Useless Clatter...Another New Category: What on Earth?

Every once in a while, you will come across a movie who’s explanation goes far beyond the use of words. Our English language contains tens of thousands of adjectives that could certainly fit the description of just about any possible scenario one could think up, so it surely it must be done.  But in the case of movies,  there always that feeling of something missing when dissolving a moving pictures into words.  Describing Ingmar Bergman’s Persona as “a lucid, fever dream of a masterpiece”[1] gives viewers an appropriate emotional context, but still does not match all that lies within the film.  Other movies like  The Tree of Life or Triumph of the Will leave me without words after each viewing.  Then again, this task of describing what we see should not necessarily come easily.
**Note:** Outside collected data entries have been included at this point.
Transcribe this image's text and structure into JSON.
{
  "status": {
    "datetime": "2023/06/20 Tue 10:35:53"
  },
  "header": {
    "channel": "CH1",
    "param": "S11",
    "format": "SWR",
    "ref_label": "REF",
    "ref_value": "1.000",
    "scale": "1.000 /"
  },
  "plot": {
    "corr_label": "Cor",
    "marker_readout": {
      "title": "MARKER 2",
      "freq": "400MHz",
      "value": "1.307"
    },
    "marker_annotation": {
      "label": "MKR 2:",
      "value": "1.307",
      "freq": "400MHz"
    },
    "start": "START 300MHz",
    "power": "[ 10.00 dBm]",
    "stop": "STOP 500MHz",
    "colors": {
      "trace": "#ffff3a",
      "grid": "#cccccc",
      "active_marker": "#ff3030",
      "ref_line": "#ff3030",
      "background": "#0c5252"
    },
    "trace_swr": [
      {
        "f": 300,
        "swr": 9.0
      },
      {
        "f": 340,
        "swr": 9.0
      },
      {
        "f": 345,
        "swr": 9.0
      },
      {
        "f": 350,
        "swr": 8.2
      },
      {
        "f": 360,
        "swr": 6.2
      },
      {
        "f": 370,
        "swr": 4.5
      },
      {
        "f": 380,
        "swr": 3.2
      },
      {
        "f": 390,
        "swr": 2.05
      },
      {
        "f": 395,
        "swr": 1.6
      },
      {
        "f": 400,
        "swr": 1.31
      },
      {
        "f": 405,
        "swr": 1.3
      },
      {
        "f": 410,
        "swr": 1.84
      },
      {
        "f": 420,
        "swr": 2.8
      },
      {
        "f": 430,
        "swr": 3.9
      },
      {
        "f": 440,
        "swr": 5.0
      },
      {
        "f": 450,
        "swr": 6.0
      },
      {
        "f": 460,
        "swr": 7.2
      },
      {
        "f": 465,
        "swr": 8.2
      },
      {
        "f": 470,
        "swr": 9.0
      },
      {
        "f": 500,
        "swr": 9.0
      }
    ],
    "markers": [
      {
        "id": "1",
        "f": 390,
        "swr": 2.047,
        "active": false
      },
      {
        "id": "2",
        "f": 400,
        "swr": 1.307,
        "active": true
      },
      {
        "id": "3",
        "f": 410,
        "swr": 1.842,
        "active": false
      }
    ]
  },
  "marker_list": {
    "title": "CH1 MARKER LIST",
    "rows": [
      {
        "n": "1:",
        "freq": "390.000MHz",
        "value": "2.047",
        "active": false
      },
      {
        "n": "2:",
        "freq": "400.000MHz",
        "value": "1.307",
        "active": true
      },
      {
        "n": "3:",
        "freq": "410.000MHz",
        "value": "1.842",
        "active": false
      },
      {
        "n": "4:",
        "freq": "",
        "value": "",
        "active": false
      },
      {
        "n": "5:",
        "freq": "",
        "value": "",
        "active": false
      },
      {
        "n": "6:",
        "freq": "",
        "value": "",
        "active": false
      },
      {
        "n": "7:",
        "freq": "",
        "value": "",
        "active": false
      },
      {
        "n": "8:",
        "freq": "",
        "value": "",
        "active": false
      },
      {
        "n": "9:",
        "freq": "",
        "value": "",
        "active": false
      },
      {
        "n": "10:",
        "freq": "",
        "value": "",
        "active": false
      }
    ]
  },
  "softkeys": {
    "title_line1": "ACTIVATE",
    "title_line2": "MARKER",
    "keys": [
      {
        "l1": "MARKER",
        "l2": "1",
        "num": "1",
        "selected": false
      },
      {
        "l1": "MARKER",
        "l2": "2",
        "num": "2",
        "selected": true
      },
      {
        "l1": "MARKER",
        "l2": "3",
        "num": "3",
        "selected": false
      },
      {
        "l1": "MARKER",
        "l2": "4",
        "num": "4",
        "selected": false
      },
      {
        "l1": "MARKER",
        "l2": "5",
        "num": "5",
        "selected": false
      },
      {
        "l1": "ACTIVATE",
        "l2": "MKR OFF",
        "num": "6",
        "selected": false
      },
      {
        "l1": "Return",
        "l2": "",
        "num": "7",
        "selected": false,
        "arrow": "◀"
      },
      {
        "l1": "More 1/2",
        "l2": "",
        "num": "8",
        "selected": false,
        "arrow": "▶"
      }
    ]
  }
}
I see it as a testament to any filmmaker who can create worlds so inexplicable that it leaves viewers speechless.

But above all, I must say this holds most applicable to the genre of B-movies.  As I pretend to be going off on some philosophical tangent about the vast possibilities contained in the cinema, I am really here for reasons much less technical but equally as appreciative.  I am introducing the newest category here at FILMclatter titled 'What on Earth?'.  Working twosome with my other addition, The Killer B’s, this will serve as bona fide proof that not everything can and should be described in words.  From each horrible B-movie reviewed in The Killer B’s, What on Earth? will feature an array of screenshots from the movie that best displays schlock cinema’s tremendous ability for crafting images where words have no place.  The images will be chosen based on the merits of unfathomed absurdity, ridiculousness, and the occasional illogic.  But that's a description right there.  I know, this is all a bit of an oxymoron and I continue to contradict myself the more I type.

The point of this category is not to try and stump the dictionary.  It serves no greater purpose than sheer entertainment and  an appreciation for the most unimaginable things movies have to offer.   Even better, this gives me a chance to be lazy and throw up a legitimate post consisting of five pictures and ten words.  I'll take that any day.